Courthouse workThe State Historical Society of North Dakota is moving ahead with fixes to the historic Stutsman County Courthouse following an inspection that identified moisture as the building’s primary problem.
By: Kari Lucin, The Jamestown Sun
The State Historical Society of North Dakota is moving ahead with fixes to the historic Stutsman County Courthouse following an inspection that identified moisture as the building’s primary problem.
“The things that we’re doing now should help with that, but we’ll probably also need to get some dehumidifiers in the basement,” said Fern Swenson, director of the Archaeology and Historic Preservation Division of the SHSND.
The SHSND owns the historic 1883 building and received $60,000 in emergency historical funds from the state’s Emergency Commission in June to begin interior repairs.
The funds came after Stutsman County officials voiced concern about the old courthouse’s remaining connections with the new courthouse, which could have potentially allowed mold from the old building into the new building, which houses the county’s offices.
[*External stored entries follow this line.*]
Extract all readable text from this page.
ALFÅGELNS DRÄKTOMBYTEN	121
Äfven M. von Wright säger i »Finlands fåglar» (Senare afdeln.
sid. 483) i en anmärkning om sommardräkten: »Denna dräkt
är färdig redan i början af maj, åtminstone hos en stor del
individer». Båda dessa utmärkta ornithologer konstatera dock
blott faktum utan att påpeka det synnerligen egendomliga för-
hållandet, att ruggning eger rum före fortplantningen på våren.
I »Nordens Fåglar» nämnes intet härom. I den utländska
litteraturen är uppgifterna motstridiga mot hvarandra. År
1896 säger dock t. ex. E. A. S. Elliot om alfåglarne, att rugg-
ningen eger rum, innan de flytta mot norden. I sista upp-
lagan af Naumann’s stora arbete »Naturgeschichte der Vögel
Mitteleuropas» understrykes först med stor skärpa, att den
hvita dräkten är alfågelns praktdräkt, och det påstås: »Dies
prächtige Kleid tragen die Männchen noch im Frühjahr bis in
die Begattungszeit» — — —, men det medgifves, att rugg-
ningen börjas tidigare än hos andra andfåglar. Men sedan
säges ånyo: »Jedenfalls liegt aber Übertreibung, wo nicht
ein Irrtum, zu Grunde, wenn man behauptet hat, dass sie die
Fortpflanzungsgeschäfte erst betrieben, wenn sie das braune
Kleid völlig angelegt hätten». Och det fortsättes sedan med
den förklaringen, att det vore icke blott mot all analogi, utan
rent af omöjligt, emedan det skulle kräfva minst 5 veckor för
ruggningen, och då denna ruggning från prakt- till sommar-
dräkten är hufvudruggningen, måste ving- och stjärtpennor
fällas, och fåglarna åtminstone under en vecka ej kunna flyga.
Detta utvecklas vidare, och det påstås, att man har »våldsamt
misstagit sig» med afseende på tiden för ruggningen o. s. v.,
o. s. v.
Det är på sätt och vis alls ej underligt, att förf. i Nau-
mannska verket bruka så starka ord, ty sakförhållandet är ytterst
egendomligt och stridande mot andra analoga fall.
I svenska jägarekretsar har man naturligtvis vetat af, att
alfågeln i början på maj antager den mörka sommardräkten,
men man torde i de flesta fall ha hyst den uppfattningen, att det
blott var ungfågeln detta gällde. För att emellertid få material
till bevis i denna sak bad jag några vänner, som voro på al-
Later, a study from Badlands Environmental Consultants Inc. based on samples taken June 5 showed that the old courthouse did have mold, but it had not gotten into the new building.
Work has begun
Some work on the historic courthouse has already been done since June 20, when North Dakota Department of Health environmental scientist Sandi Washek did a three-hour indoor air quality inspection of the building.
This past week, contractors worked on the masonry wall between the old and new courthouses, replacing the wall that had a small hole in it with a wall built with concrete blocks. Building the wall cost about $6,000.
Previously, all the electrical issues were taken care of, Swenson said, with excess wiring removed.
Future plans include fixing the landscaping around the building and extending the downspouts — both tactics meant to prevent water from getting into the old courthouse.
Next week, Swenson said, bids will be opened for asbestos abatement in the old courthouse, which the SHSND hopes will begin and be completed this fall.
“Part of that project, too, is for the mold,” Swenson said. “It will take care of the mold, asbestos and lead-based paint in the basement.”
The work in the old courthouse is consistent with the recommendations Washek made in her report following the inspection in June.
“What they need to do is control the moisture, clean out the basement, and … the wet and damaged material in the basement, and turn around and deal with the water intrusion issue,” Washek said, summarizing the most important parts of her written report during an interview. “That’s the biggest things — control moisture and clean up what they have on site.”
Halting mold and moisture
The report features notes on the exterior and interior features of the courthouse, including the main floor, second floor and balcony as well as the basement.
It also includes a section about moisture and mold, asbestos and lead-based paint, as well as a set of 13 recommendations.
Most of the recommendations involve moisture and mold prevention, mitigation and removal.
“In an effort to improve and maintain good air quality, the Department suggests that the following recommendations be considered and, if practical, implemented as soon as possible,” Washek wrote.
Washek recommended that the SHSND:
* Re-landscape around the old courthouse building to enable water to move away from the building foundation.
* Install extensions on the downspouts to move water away from the building.
* Install solid covers on window wells to prevent moisture from entering the basement.
* Abate all asbestos in the basement before mold remediation begins. Inspect the basement wall plaster to see if it contains asbestos.
* Remove all moldy and water-damaged building material that is nonstructural, and clean, dry and sterilize the area.
* Cover the basement floor with concrete and add an interior drain-tile system to control water drainage. Inspect the rock foundation.
* Remove all carpet throughout the building.
* Install a dehumidifier if necessary.
* Inspect and drain all water pipes and radiator lines in the building. Plug all plumbing penetrations.
* Remove debris and vacuum the stairs in the bell loft. Clean the dust and debris from all rooms in the building.
* Penetrations between the old courthouse and the annex need to be permanently sealed.
Stutsman County Auditor/Chief Operating Officer Casey Bradley said he had not had any contact with the SHSND since the June 20 inspection, adding the county would appreciate receiving an anticipated work schedule.
“It’s up to the historical society and their board to go on from here and decide what they want to do with it,” Washek said.